La commissione risulta così composta: Presidente: mons. Luigi Serenthà, Rettore Maggiore dei Seminari; Vice-Presidente: don Tullio Citrini (esperto del problema a livello teologico-pastorale); don Franco Brovelli (esperto in campo teologico-liturgico); e poi tre esperti per il lavoro che svolgono in Diocesi negli Uffici di Curia che hanno compiti molto vicini a quelli che riguardano l’istituzione del D.P., e precisamente don Angelo Bazzari della Caritas; don Piergiorgio Colombo dell’Ufficio Statistica e don Alessandro Gandini dell’Ufficio Promozione del Culto Divino. Quest’ultimo è anche Segretario della commissione.

Ci sono anche Pastori d’anime della Città e del Forese, che sono sembrati, su questo tema, particolarmente adatti a cogliere la sensibilità del popolo cristiano e a promuoverla: Mons. Giuseppe Cantù, don Erminio De Scalzi, don Luigi Manganini, Mons. Luigi Olgiati e don Giovanni Rimoldi.

Compiti

Più importante è capire i compiti.

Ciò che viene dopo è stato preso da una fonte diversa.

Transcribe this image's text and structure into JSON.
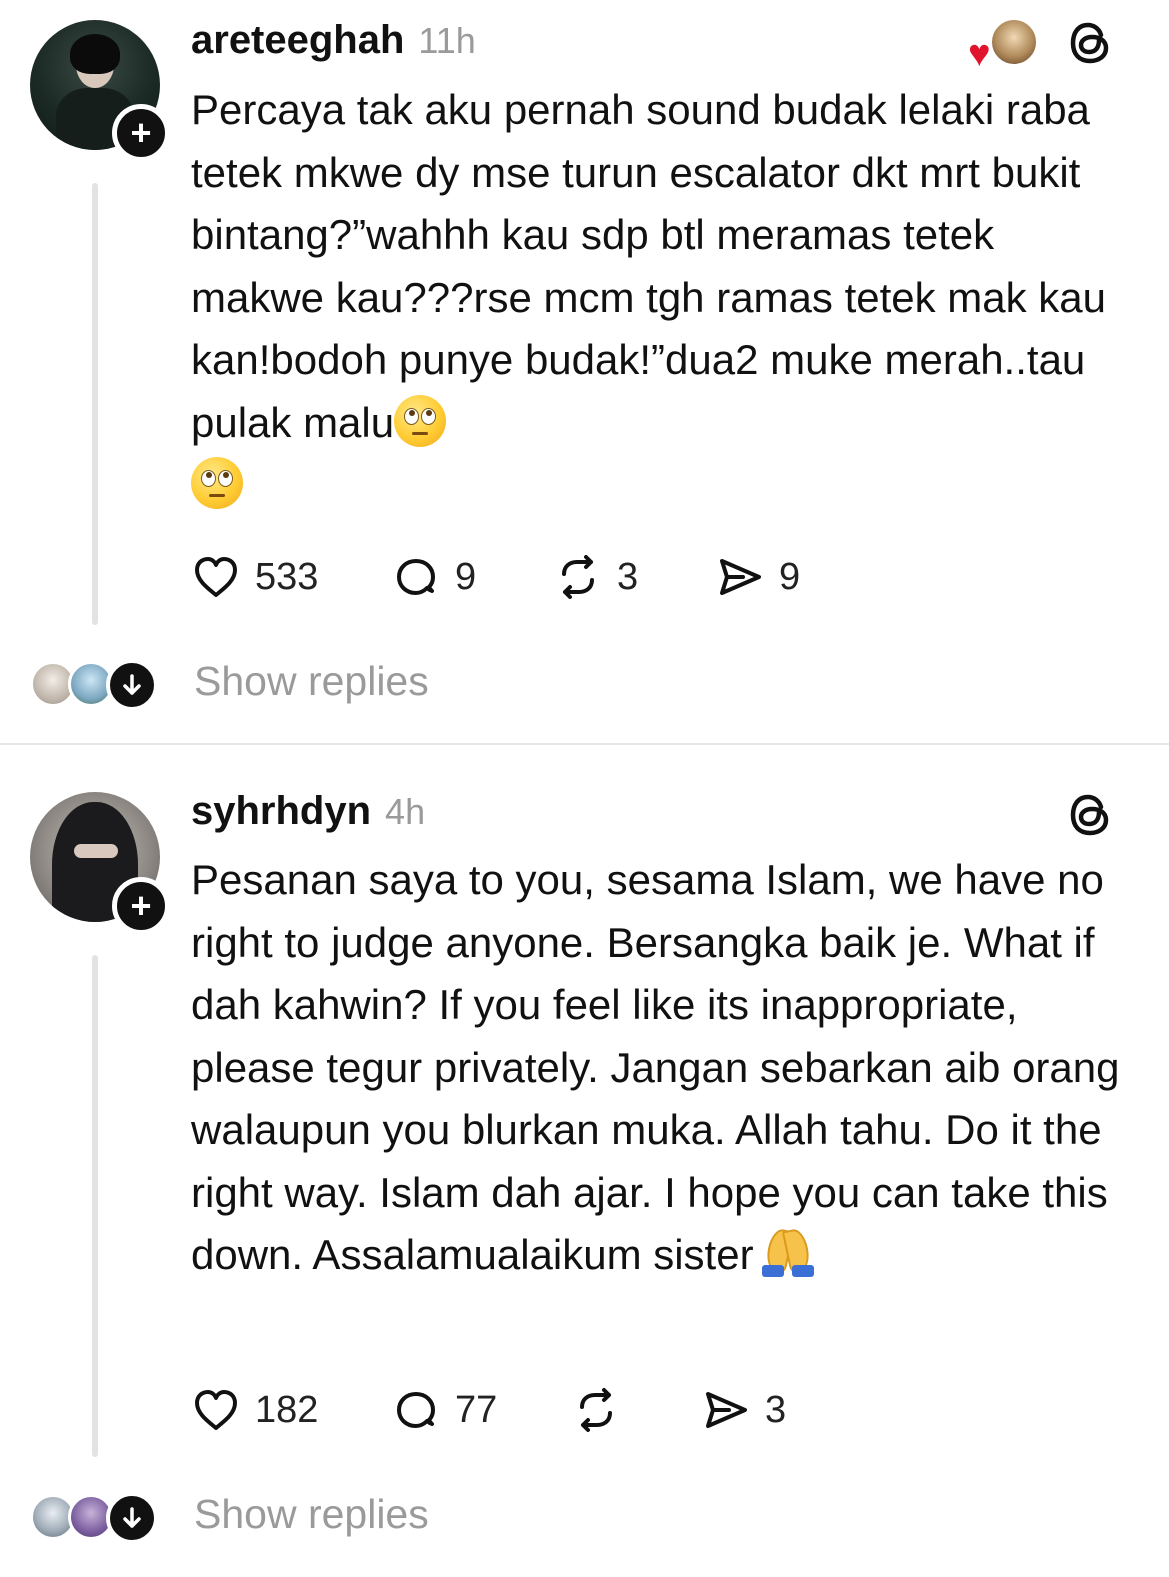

Non si tratta di compiti immediatamente operativi, ma preparatori del processo propriamente istitutivo del D.P. Sostanzialmente i compiti sono due: a) delineare una figura di D.P. proporzionata alle concrete condizioni pastorali della nostra diocesi; b) configurare gli itinerari della formazione culturale, pastorale, spirituale degli eventuali candidati.

L’operazione chiamata in causa nello svolgimento di questi compiti è, in ultima analisi, un discernimento spirituale, inteso non come scoperta delle indicazioni con cui lo Spirito introduce una persona in una vocazione-ministero-carisma già configurato, ma come ascolto delle voci con cui lo Spirito chiede di riconsiderare e di ristrutturare un tipo abbastanza nuovo di vocazione-ministero-carisma nella comunità cristiana.

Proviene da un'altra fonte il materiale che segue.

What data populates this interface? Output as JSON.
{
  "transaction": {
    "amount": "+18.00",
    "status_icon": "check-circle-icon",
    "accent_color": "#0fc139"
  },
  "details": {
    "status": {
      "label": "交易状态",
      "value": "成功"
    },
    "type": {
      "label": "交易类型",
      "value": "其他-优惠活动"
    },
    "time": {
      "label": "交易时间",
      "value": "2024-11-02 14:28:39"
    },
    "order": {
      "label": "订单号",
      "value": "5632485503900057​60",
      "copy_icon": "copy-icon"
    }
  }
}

Il discernimento spirituale comporta che si legga una determinata situazione spirituale, personale o comunitaria, alla luce di alcuni criteri.

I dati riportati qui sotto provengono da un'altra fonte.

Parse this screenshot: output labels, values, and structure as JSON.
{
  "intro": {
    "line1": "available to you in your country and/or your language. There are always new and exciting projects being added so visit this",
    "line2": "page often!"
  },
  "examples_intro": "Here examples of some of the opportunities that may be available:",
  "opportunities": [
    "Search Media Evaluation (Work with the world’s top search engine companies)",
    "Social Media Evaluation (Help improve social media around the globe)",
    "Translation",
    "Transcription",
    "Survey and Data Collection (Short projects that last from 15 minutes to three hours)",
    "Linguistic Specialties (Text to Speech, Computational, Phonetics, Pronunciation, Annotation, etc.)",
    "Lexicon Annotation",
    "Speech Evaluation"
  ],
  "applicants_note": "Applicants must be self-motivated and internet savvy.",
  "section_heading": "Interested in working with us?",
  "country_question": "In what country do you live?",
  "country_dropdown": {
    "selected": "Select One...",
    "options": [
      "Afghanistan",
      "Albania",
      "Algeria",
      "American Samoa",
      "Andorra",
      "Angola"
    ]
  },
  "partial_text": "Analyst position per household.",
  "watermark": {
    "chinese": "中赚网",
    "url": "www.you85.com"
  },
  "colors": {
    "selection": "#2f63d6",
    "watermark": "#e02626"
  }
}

La commissione per il D.P. allora ha avvertito i propri compiti come il tentativo di elaborare i criteri che permettono di leggere la situazione spirituale e pastorale della nostra diocesi così da poter discernere se, a quali condizioni e con quali caratteristiche debba essere istituita la figura del D.P. La commissione ha individuato tre ambiti o fonti di criteri:

– la tradizione teologico-spirituale-pastorale relativa al Diaconato;

– la normativa giuridica;

– l’esperienza delle altre diocesi.

Tre fonti di criteri

  1. L’esperienza delle altre diocesi, in Italia e all’estero.

Il lavoro si è precisato con l’aiuto di don Giovanni Tremolada e di don Piergiorgio Colombo. In particolare, con l’aiuto di quest’ultimo, è stata messa a punto una scheda: contiene un questionano che verrà inviato a una ventina di diocesi italiane aventi caratteristiche abbastanza simili alla nostra. Tra qualche mese avremo un materiale di confronto molto vasto e consistente, e riguarderà una ventina di diocesi italiane e altrettante straniere.

  1. La normativa giuridica.

Una sintesi molto organica e chiara della figura giuridica del D.P. è stata preparata da don Carlo Redaelli.

  1. La tradizione teologico-spirituale-pastorale.

Cfr. il lavoro già fatto dalla commissione del Consiglio Presbiterale e il lavoro che continuamente fanno i membri della Commissione per il D.P., specialmente quelli esperti nelle discipline dogmatiche, liturgiche, pastorali. Ecco alcuni punti salienti di questo lavoro. Li sintetizzo in cinque passi che vi chiedo di compiere con me.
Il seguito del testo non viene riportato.